Eyes and damaged lips,
and ivory skin,
bruised beneath the jawbone,
vulnerable,
enticing.
Trust not.

For every knight who enters
of his own free will
discovers later,
a critical instant later,
that Lamia, Lamia
lies coiled about him;
scales
secure his fate.

Softly crooning hymns to the dying, she writes
poetry and spells on her
inner wrist
to ward off evil.

Beware.
Hawthorn-russet eyes will soon prove
all-consuming.


Witch of the Hawthorn Wood

January 9, 2010
9'' x 12''
pencil and coloured pencil on paper

4590 St.

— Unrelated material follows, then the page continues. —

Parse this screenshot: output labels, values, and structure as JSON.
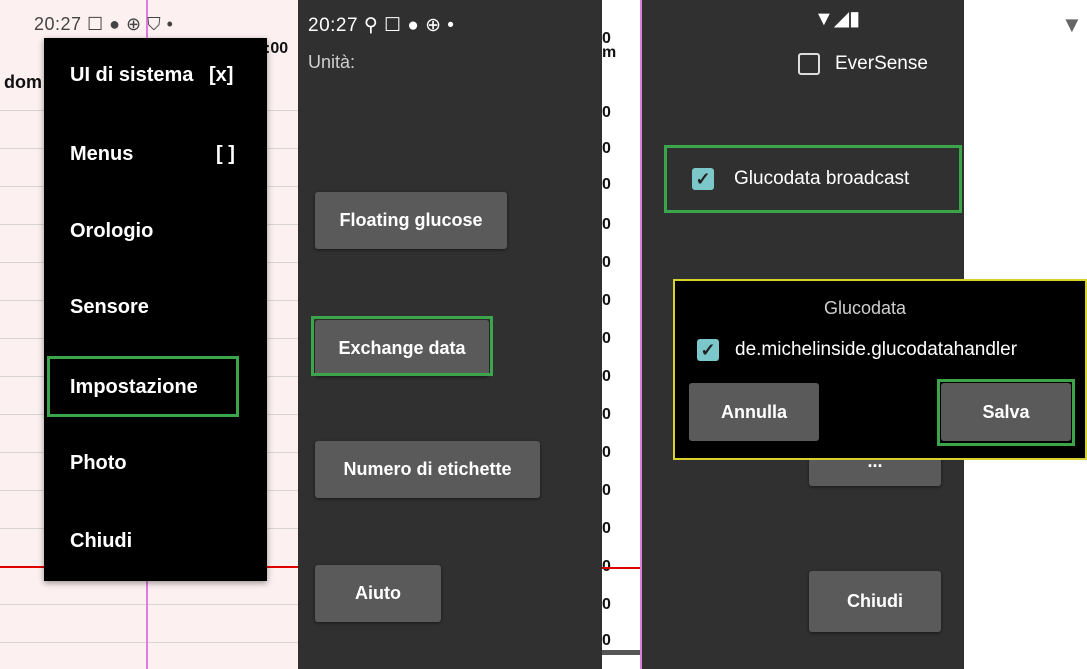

Denis

Magical store full of cupboards.
Go back there when next you're
feeling lost,
to lose yourself
in the labyrinthine folds,
wood upon wood
until, reaching the heart,
you stop.

Until reaching the centre,
all doors open into
nothingness
but grain and a greater or lesser coating of dust,
and packets of silicone gel
in forgotten corners.

All doors open into
everything
a broken heart desires:
nooks, irredundent spaces,
and accessory
crannies in which to place your sadness,
a string of red stone beads,
in the back.

Where few will seek is safest.

Until reaching the heart
of this maze,
so much larger within
(Your home, my love, was larger
within until it shrank)
than without,
all paths call onward
in any and no direction,
with ever more interiors to
expose to your wandering eyes.
Your blind fingers guide
you over skins soft as inner bark
laid bare to the voices
of the wood, of the skinned and striated wood.

Until, reaching the centre
(There is no centre;
the centres
travel with us unseen),*
you stop.

At the heart
of the maze is a monster,
not toothsome nor horned,
but simply
dormant,
vacant,
void,
and a perfect fit for your heart.


*Margaret Atwood, 'A Place: Fragments,' in The Circle Game (Toronto: House of Anansi Press, 1966), 75.

Friday, January 15, 2010

Leaving

A canvas which took several tries to finish, because every time I thought it was complete I was wrong.


Leaving

December 2009
40'' x 30''
paper on canvas


Leaving

January 10, 2010
4' x 3'
paper, coffee, beet juice on canvas


Leaving

January 14, 2010
4' x 3'
paper, coffee, beet juice, gold leaf on canvas

2AM January

What if
the invisibility on the far side of the glass
contains neither stars,
nor light,
nor the immense density of its absence,
nor any indication that there was once such a thing as an outer
space?

What if there is no far side
of the glass?

Sunday, January 10, 2010

Statement of Intent and Bibliography


I'm creating this blog as a cache of images and writings, poetry and songs and prose reflections. This is not a diary, nor is it a record of my life as I live it day to day. Consider it rather as an insight into my inner reality, changing in response to, but separate from, the outer real.



Bibliography

Atwood, Margaret. The Circle Game. Toronto: House of Anansi Press, 1966.

Carter, Angela. The Bloody Chamber. Toronto: Penguin Books, 1979.

Grubisic, Katia. What if red ran out. Fredericton, NB: Goose Lane Editions, 2008.

Shakespeare, William. The Works of William Shakespeare. New York: Oxford University Press, 1938.

Tennyson, Alfred, Lord. Tennyson. Toronto: Alfred A. Knopf, 2004.